Perhaps a better way to do this...
Problem: we want to make a negotiable instrument ownership of which is identified cryptographically, but it might be legally problematic:
1. we don't know whether court system will recognize cryptographically signed transfers of ownership among anonymous parties
2. it might be illegal to make such instrument because it is seen as security, which is subject to regulations
Possible solution: disguise this negotiable instrument as simple non-negotiable person-to-person loan. (Which likely is legal.)
Imagine a contract where one party's name and signature is left blank, but it is signed with other party. Whoever has access to this contract physically can write his name and signature and effectively becomes a payee.
To do this, we'll make contract with two or three parts which are signed independently. First part will describe issuer's identity and general terms of payment. Second part will describe creditor's identity. Third part will be a letter from creditor which will say that he wants his money back.
First and second parts are signed with issuer's digital signature. However, it is a lie: issuer will reveal his private key to a 3rd party, which would act as a notary.
Notary will receive a request from creditor, check whether it is valid and then he'll fill second part of contract with creditor's information and will sign it with issuer's private key.
But a first part of contract will state that both parts are signed by issuer personally at the same time so they form a whole valid contract.
So how will we prevent abuse from notary's side? Contract will also include a clause that to claim money payee will have to identify himself via a certain chain-of-digital signatures scheme. So that's how we connect decentralized market crypto scheme with a world of two-party contracts.
E.g. "I'm John Smith. Please pay me to this bank account: xxx. My digital signature: yyy. A chain of digital signatures which confirms this request: zzz."

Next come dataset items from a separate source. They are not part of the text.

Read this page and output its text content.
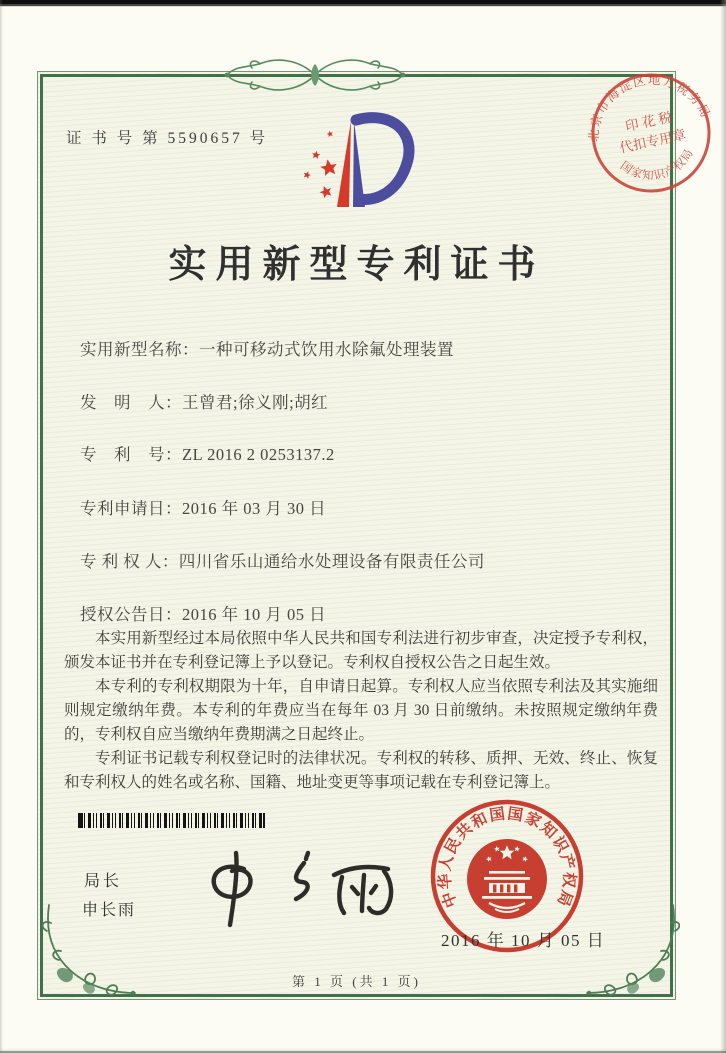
证 书 号 第 5590657 号	北京市海淀区地方税务局
国家知识产权局
印 花 税
代扣专用章
实用新型专利证书
实用新型名称：一种可移动式饮用水除氟处理装置
发　明　人：王曾君;徐义刚;胡红
专　利　号：ZL 2016 2 0253137.2
专利申请日：2016 年 03 月 30 日
专 利 权 人：四川省乐山通给水处理设备有限责任公司
授权公告日：2016 年 10 月 05 日

本实用新型经过本局依照中华人民共和国专利法进行初步审查，决定授予专利权，颁发本证书并在专利登记簿上予以登记。专利权自授权公告之日起生效。

本专利的专利权期限为十年，自申请日起算。专利权人应当依照专利法及其实施细则规定缴纳年费。本专利的年费应当在每年 03 月 30 日前缴纳。未按照规定缴纳年费的，专利权自应当缴纳年费期满之日起终止。

专利证书记载专利权登记时的法律状况。专利权的转移、质押、无效、终止、恢复和专利权人的姓名或名称、国籍、地址变更等事项记载在专利登记簿上。

局长
申长雨
中华人民共和国国家知识产权局
2016 年 10 月 05 日
第 1 页 (共 1 页)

Contract can explain that this weird chain-of-signatures is requires to prevent identity theft or something like that. It's even partially true...
Additionally this scheme can be enhanced with mandatory arbitration clause in contract. The reason for this is that it's likely easier to find a tech savvy arbitrator who will understand how to verify a chain of digital signatures which controls ownership then it is to find a competent court. Arbitrator will simply say that he have verified all this digital mumbo jumbo and court will recognize it.
Additionally, this would guard issuer from potential abuse from notary as such attempts will be filtered out by arbitrator.